# Memories



## Diatsu (Aug 25, 2014)

I believe I posted this in the wrong section before.

Written because Astroannie recommends exposure. :thumbr:




Sorrow rises as the liquid burns,
Bringing forth memories long passed.
Regretting the sight of smoking ferns, 
Praying the pain won't last.


Reassurance from those of innocent blood,
Promising the resurrection of life.
Yet nothing can stop the recurring flood,
Suffocating the soul in strife.


As the last drop falls,
Desolation begins to sprout.
Seeking the end to these infinite halls,
The sands are running out.


----------



## aj47 (Aug 25, 2014)

First off, either board would work to post this, but not both.  Since you say here, you thought you posted wrong, I asked for your other post to be pulled.  A moderator might contact you about it.  I'm not a moderator so all I can do is ask.

That said:



> Sorrow rises as the liquid burns,





> Bringing forth memories long passed.
> Regretting the sight of smoking ferns,
> Praying the pain won't last.




I'm confused by this. What I'm reading is someone boozing up in the first lines.  The liquid could be blood, but blood doesn't burn. The third line puzzles; why smoking _ferns_? Either _concerns_ or _returns_ would fit your rhyme pattern and create a more sensical sentence. http://rhymezone.com is your friend here.

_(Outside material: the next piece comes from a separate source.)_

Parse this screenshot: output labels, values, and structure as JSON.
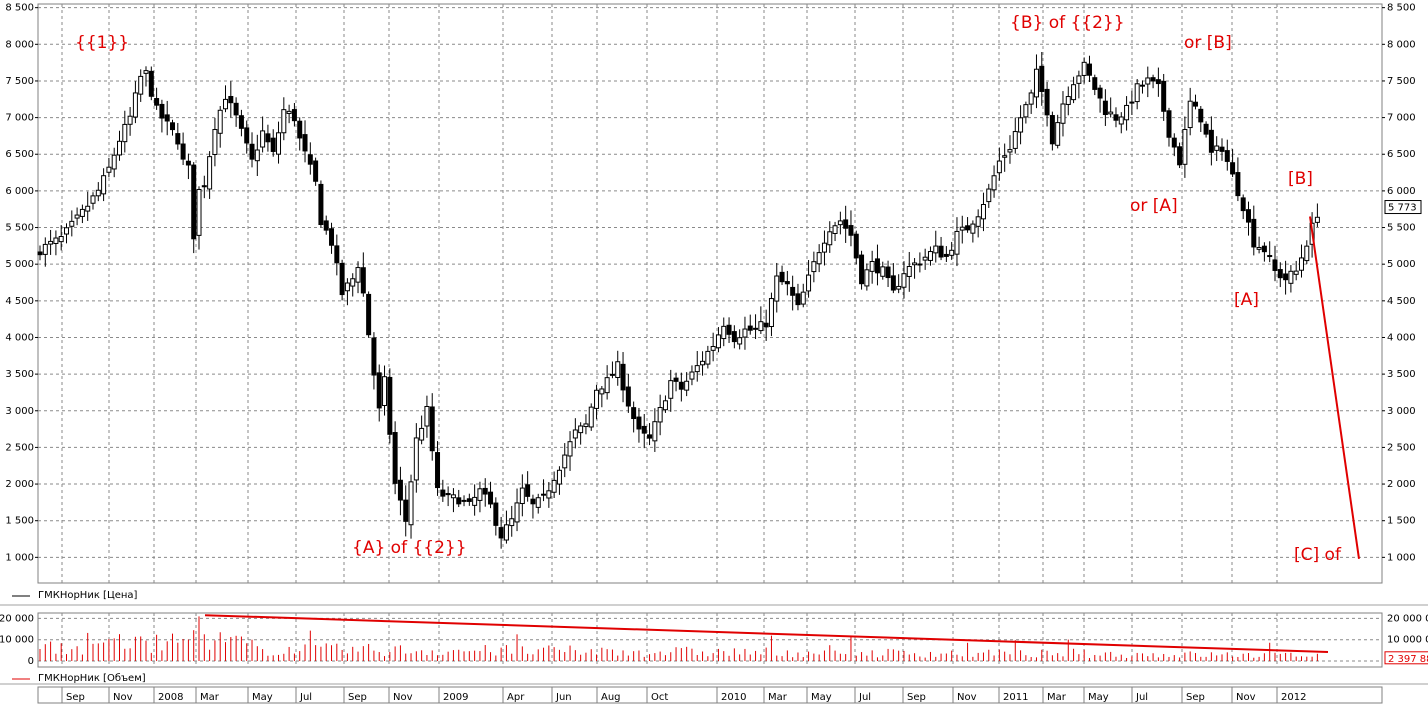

> Reassurance from those of innocent blood,





> Promising the resurrection of life.
> Yet nothing can stop the recurring flood,
> Suffocating the soul in strife.




This sounds very poetic.  However, the meaning is obscured. Floods drown, not suffocate. And reassurance of resurrection of whom from what?  




> As the last drop falls,





> Desolation begins to sprout.
> Seeking the end to these infinite halls,
> The sands are running out.




Here again, meaning is sacrificed to an idea of poeticism.  Pretty words without meaning aren't a poem. Last drop of what?  If it's blood, then it shouldn't be burning in stanza one and if it's booze, the last drop shouldn't be falling. I'll buy desolation sprouting but it makes more sense to spread. The infinite halls would be a good metaphor if you had started with it earlier and developed it.  And the sands running out is a cliche.  

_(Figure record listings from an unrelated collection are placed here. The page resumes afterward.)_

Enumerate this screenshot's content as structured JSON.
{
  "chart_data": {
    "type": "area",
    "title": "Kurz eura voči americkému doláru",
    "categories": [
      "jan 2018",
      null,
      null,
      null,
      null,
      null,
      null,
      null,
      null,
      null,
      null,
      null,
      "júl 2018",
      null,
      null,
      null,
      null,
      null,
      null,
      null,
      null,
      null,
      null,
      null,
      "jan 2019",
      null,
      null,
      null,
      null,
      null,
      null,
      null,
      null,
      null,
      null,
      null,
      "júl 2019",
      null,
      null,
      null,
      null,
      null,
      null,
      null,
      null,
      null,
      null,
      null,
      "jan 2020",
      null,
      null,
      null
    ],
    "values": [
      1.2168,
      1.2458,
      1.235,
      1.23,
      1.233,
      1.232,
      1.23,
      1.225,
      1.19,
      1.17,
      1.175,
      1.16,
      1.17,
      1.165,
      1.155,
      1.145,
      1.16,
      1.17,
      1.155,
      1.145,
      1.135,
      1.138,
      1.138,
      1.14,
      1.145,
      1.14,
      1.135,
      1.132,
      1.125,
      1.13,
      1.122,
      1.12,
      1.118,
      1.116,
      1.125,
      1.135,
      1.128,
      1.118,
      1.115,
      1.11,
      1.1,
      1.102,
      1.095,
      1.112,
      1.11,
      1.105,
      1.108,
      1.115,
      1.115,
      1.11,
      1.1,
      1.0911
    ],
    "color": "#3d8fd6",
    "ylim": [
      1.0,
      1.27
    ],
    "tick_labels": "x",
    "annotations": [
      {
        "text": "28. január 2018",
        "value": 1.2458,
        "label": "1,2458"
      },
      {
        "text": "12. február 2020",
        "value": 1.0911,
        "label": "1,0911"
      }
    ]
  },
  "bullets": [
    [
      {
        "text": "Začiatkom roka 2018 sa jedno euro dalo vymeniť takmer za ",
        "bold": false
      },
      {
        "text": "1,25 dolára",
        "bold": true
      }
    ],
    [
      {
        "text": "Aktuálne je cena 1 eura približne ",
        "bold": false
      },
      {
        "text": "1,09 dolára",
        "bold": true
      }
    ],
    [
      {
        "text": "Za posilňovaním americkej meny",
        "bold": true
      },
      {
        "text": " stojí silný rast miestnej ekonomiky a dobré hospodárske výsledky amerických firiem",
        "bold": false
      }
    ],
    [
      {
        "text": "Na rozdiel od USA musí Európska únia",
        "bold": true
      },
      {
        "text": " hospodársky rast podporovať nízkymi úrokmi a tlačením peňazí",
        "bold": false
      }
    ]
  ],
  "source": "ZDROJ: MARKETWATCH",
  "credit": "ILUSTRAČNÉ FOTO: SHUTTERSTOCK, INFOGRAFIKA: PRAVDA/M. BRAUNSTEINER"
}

Now that I've said all the bad stuff; here's the good stuff.  You use true rhyme. This is tough to do and I applaud you.  I think the words you use are all in your working vocabulary. This is a good thing. People who use "thee" and other archaicisms tend to get them wrong--it's easy to do.  By not doing that you keep your piece relevant to now instead of looking like it was handed down.

This is a good effort.  Keep writing.  The only way you'll improve is by practice.

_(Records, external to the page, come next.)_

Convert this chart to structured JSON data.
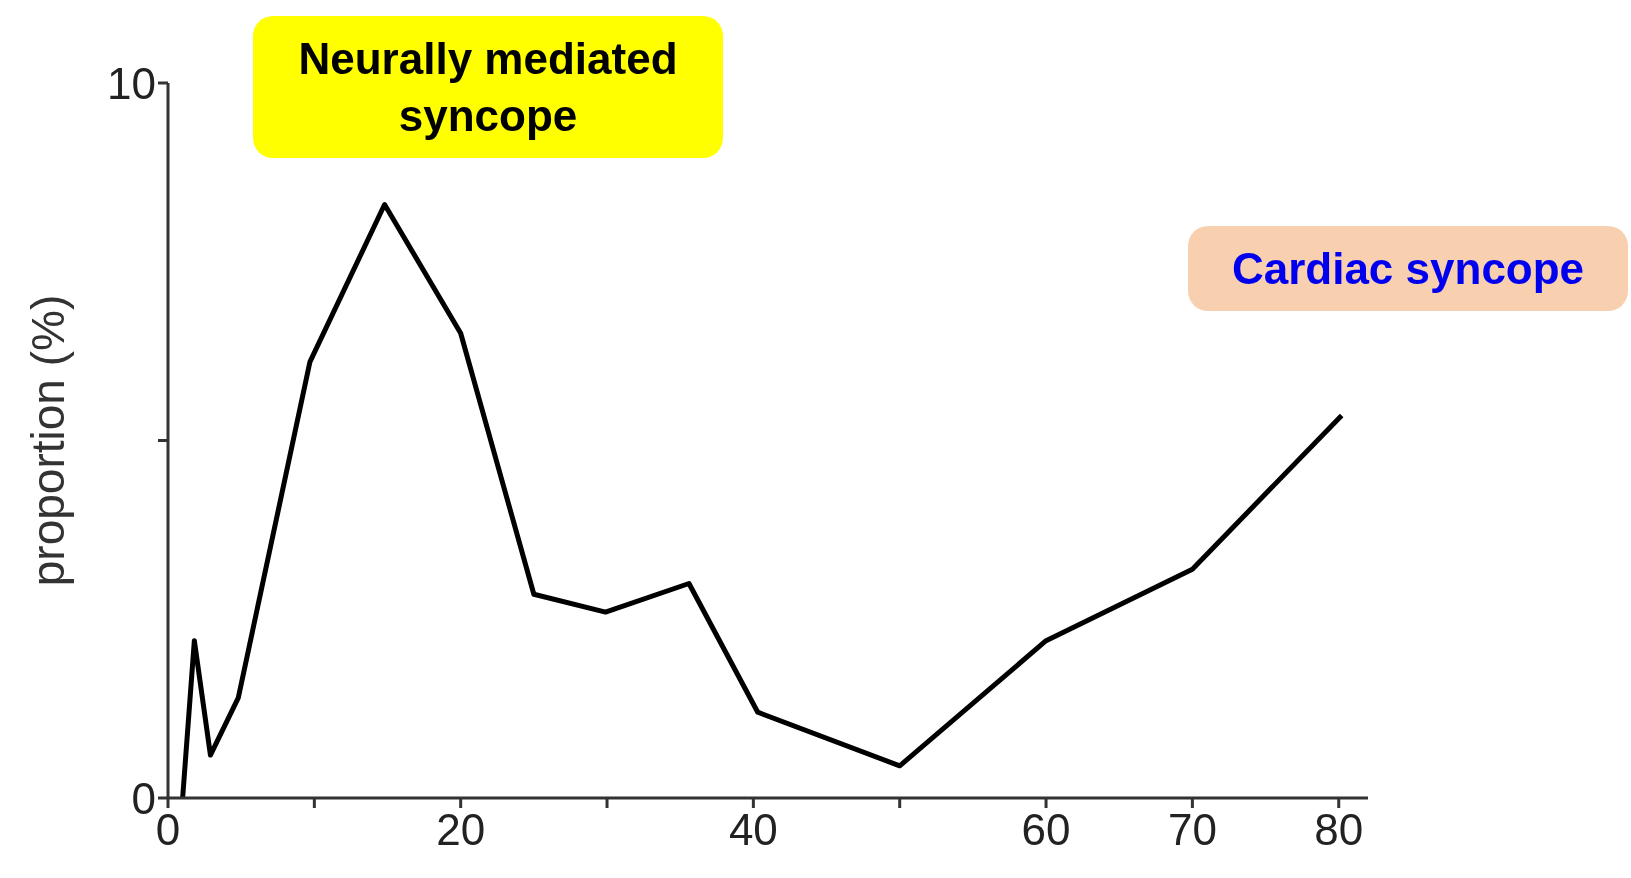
{
  "chart_data": {
    "type": "line",
    "ylabel": "proportion (%)",
    "x": [
      1,
      1.8,
      2.9,
      4.8,
      9.7,
      14.8,
      20,
      25,
      29.9,
      35.6,
      40.3,
      50,
      60,
      70,
      80.2
    ],
    "series": [
      {
        "color": "#000000",
        "values": [
          0,
          2.2,
          0.6,
          1.4,
          6.1,
          8.3,
          6.5,
          2.85,
          2.6,
          3.0,
          1.2,
          0.45,
          2.2,
          3.2,
          5.35
        ]
      }
    ],
    "xlim": [
      0,
      82
    ],
    "xticks": [
      0,
      {
        "value": 10,
        "label": null
      },
      20,
      {
        "value": 30,
        "label": null
      },
      40,
      {
        "value": 50,
        "label": null
      },
      60,
      70,
      80
    ],
    "ylim": [
      0,
      10
    ],
    "yticks": [
      0,
      {
        "value": 5,
        "label": null
      },
      10
    ],
    "marker": "none",
    "line_style": "solid",
    "annotations": [
      "Neurally mediated syncope",
      "Cardiac syncope"
    ]
  }
}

p.s.  I have no idea why the first lines are separated from the rest in the quotes.  It's some kind of bug.


----------



## Firemajic (Aug 25, 2014)

Are you alluding to the resurrection fern in your poem? I have heard about them and always thought they were so intriguing...anyway that was what came to my mind when I was reading your poem...a metaphor for your memories. Peace...Jul


----------



## Diatsu (Aug 25, 2014)

astroannie said:


> I'm confused by this. What I'm reading is someone boozing up in the first lines.  The liquid could be blood, but blood doesn't burn. The third line puzzles; why smoking _ferns_? Either _concerns_ or _returns_ would fit your rhyme pattern and create a more sensical sentence. http://rhymezone.com is your friend here.



I was imagining someone being involved in a tragic incident, and ended up becoming extremely depressed, aswell as an alcoholic. So he resorts to drinking to help him cope with it.



astroannie said:


> This sounds very poetic. However, the meaning is obscured. Floods drown, not suffocate. And reassurance of resurrection of whom from what?



The feeling of guilt over the event makes him feel as though he is responsible for what happened that day, while looking at others as innocent. As for the flood... That's just a beginner mistake ale: 



astroannie said:


> The infinite halls would be a good metaphor if you had started with it earlier and developed it. And the sands running out is a cliche.



I pictured the person as an elderly man, hoping for peace, but having a feeling of desperation as he feels the end drawing near. As for the rest, I got no excuse. I'm still trying to get used to writing poetry.

Thanks for the critique, I appreciate you taking the time. I'll take everything you said into consideration when writing the next one. :thumbr:


----------